Darío fala calmo, ainda que irônico, sem gestos (que são próprios de Castillo), enquanto HD vai folheando a revista.

- Que desea usted? – Castillo só falava aqui com Darío – Quien no convence com ideas, oprime com ferro y fuego. Diga-me la verdad, colega. Vámonos ficar nessa de social-democrata ou neoliberal como nos años 30 se era fascista ou comunista?

Agora era Darío quem não dava atenção a Castillo, agora que Hector desamassava uns recortes de jornal, com artigos sobre a Área de Livre Comércio.

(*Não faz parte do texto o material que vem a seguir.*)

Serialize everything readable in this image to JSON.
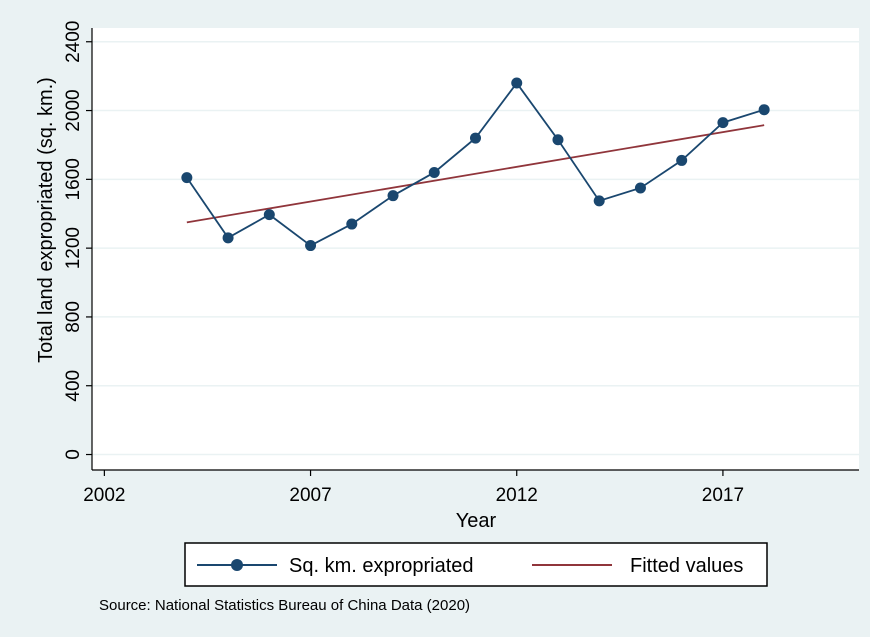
{
  "chart_data": {
    "type": "line",
    "xlabel": "Year",
    "ylabel": "Total land expropriated (sq. km.)",
    "xlim": [
      2001.7,
      2020.3
    ],
    "ylim": [
      -90,
      2480
    ],
    "xticks": [
      2002,
      2007,
      2012,
      2017
    ],
    "xtick_labels": [
      "2002",
      "2007",
      "2012",
      "2017"
    ],
    "yticks": [
      0,
      400,
      800,
      1200,
      1600,
      2000,
      2400
    ],
    "ytick_labels": [
      "0",
      "400",
      "800",
      "1200",
      "1600",
      "2000",
      "2400"
    ],
    "grid": true,
    "legend_position": "bottom",
    "series": [
      {
        "name": "Sq. km. expropriated",
        "style": "line-with-markers",
        "color": "#1a476f",
        "x": [
          2004,
          2005,
          2006,
          2007,
          2008,
          2009,
          2010,
          2011,
          2012,
          2013,
          2014,
          2015,
          2016,
          2017,
          2018
        ],
        "values": [
          1610,
          1260,
          1395,
          1215,
          1340,
          1505,
          1640,
          1840,
          2160,
          1830,
          1475,
          1550,
          1710,
          1930,
          2005
        ]
      },
      {
        "name": "Fitted values",
        "style": "line",
        "color": "#90353b",
        "x": [
          2004,
          2018
        ],
        "values": [
          1350,
          1915
        ]
      }
    ],
    "source_note": "Source: National Statistics Bureau of China Data (2020)"
  }
}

- Você precisava ver, Hector, a tal reunião de Cúpula! Só gringo engravatado, limousines desfilando, o nosso sociólogo discursando, o mercado nacional, corando, fechando suas pernas de virgem deslumbrada. Nenhum mendigo, nada de pivete. Coisa de ianque ver. Bela maquilagem pra inglês ver, a nossa Belô Cem...

- Sem vergonha, claro.

À voz todos se voltaram. Finalmente haviam incomodado o fotógrafo. Alisava uma camisa – catando os cigarros que caíam do bolso – esfregava o rosto com a manga toda suja. Quando se aproximou, com suas olheiras obscenas, Darío cutucou HD :

- Este é o Mafra. Vulgo Aranha. Porque quando se agarra em você, ah, meu caro, aí não solta mais.

- Não sei quanto a vocês, mas estou com fome. – E saiu, sem cerimônias.

- Um sonâmbulo ... – Darío gracejava, recolhendo a papelada. – Bem, vámonos !

- Que van ustedes a hacer? – o chileno se levantou bruscamente.
- Ora, Castillo, vamos almoçar!

Pois tinham percebido que era quase meio dia.